Dank des warmen, trockenen Wetters hatten die Schädlinge zuletzt ideale Bedingungen. Trotz der derzeitigen Verschnaufpause raten Experten, regelmäßig zu kontrollieren und befallene Exemplare sofort zu entfernen.

Von Laura Dahmer, Freising

Die vergangenen Tage waren mal wieder kühler und nasser, und auch für die nächste Zeit ist Regen angesagt. Für die meisten keine schöne Nachricht, Waldbesitzer und Förster aber lässt das etwas aufatmen. Denn der Borkenkäfer, der seit April wieder unterwegs ist und eine Gefahr für Fichten darstellt, kann am besten bei warmen Temperaturen und Trockenheit brüten und sich vermehren. Die Bayerische Landesanstalt für Wald und Forstwirtschaft (LWF) und die Freisinger Förster appellieren trotzdem, von sofort an wieder regelmäßig auf die Suche zu gehen.

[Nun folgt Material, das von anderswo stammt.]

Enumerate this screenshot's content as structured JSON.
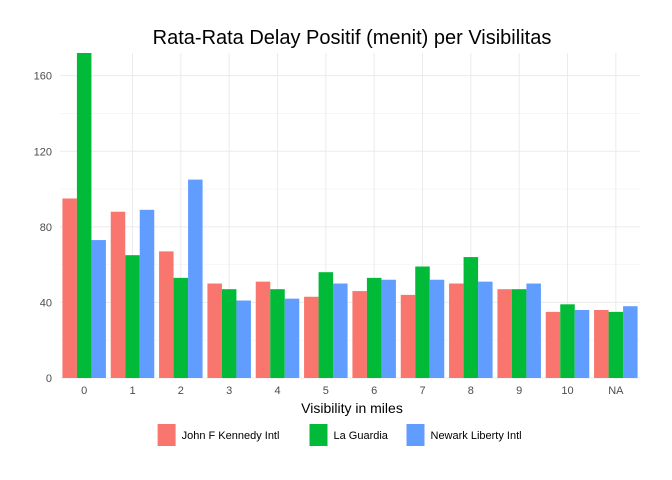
{
  "chart_data": {
    "type": "bar",
    "title": "Rata-Rata Delay Positif (menit) per Visibilitas",
    "xlabel": "Visibility in miles",
    "ylabel": "",
    "categories": [
      "0",
      "1",
      "2",
      "3",
      "4",
      "5",
      "6",
      "7",
      "8",
      "9",
      "10",
      "NA"
    ],
    "series": [
      {
        "name": "John F Kennedy Intl",
        "color": "#F8766D",
        "values": [
          95,
          88,
          67,
          50,
          51,
          43,
          46,
          44,
          50,
          47,
          35,
          36
        ]
      },
      {
        "name": "La Guardia",
        "color": "#00BA38",
        "values": [
          172,
          65,
          53,
          47,
          47,
          56,
          53,
          59,
          64,
          47,
          39,
          35
        ]
      },
      {
        "name": "Newark Liberty Intl",
        "color": "#619CFF",
        "values": [
          73,
          89,
          105,
          41,
          42,
          50,
          52,
          52,
          51,
          50,
          36,
          38
        ]
      }
    ],
    "ylim": [
      0,
      172
    ],
    "yticks": [
      0,
      40,
      80,
      120,
      160
    ],
    "grid": true,
    "legend_position": "bottom"
  }
}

"Der Borkenkäfer ist stark in die neue Saison gegangen", beurteilt Ralf Petercord, Leiter der Abteilung Waldschutz bei der LWF. Was jetzt in den Freisinger Wäldern herumfliegt, ist die dritte Generation des vergangenen Jahres. Die ausgewachsenen Käfer haben unter den Baumrinden befallener Bäume überwintert und sind jetzt in ihre ersten Flüge gestartet. Dabei suchen sie neue Fichten, um ihre eigenen Nachkommen, die erste Generation dieses Jahres, zu brüten. Sechs bis zehn Wochen später, je nach Witterung, sind die neuen Larven voll entwickelt. Für die Brut haben die Borkenkäfer gerade gute Aussichten: Denn das zuletzt warme, trockene Wetter hat die Fichten geschwächt. Ihr Abwehrmechanismus gegen die Käfer, die Bildung von Harztröpfchen, funktioniert bei diesen Bedingungen nicht gut. Einmal befallen, sind die Bäume nicht mehr zu retten, letzten Endes sterben sie ab.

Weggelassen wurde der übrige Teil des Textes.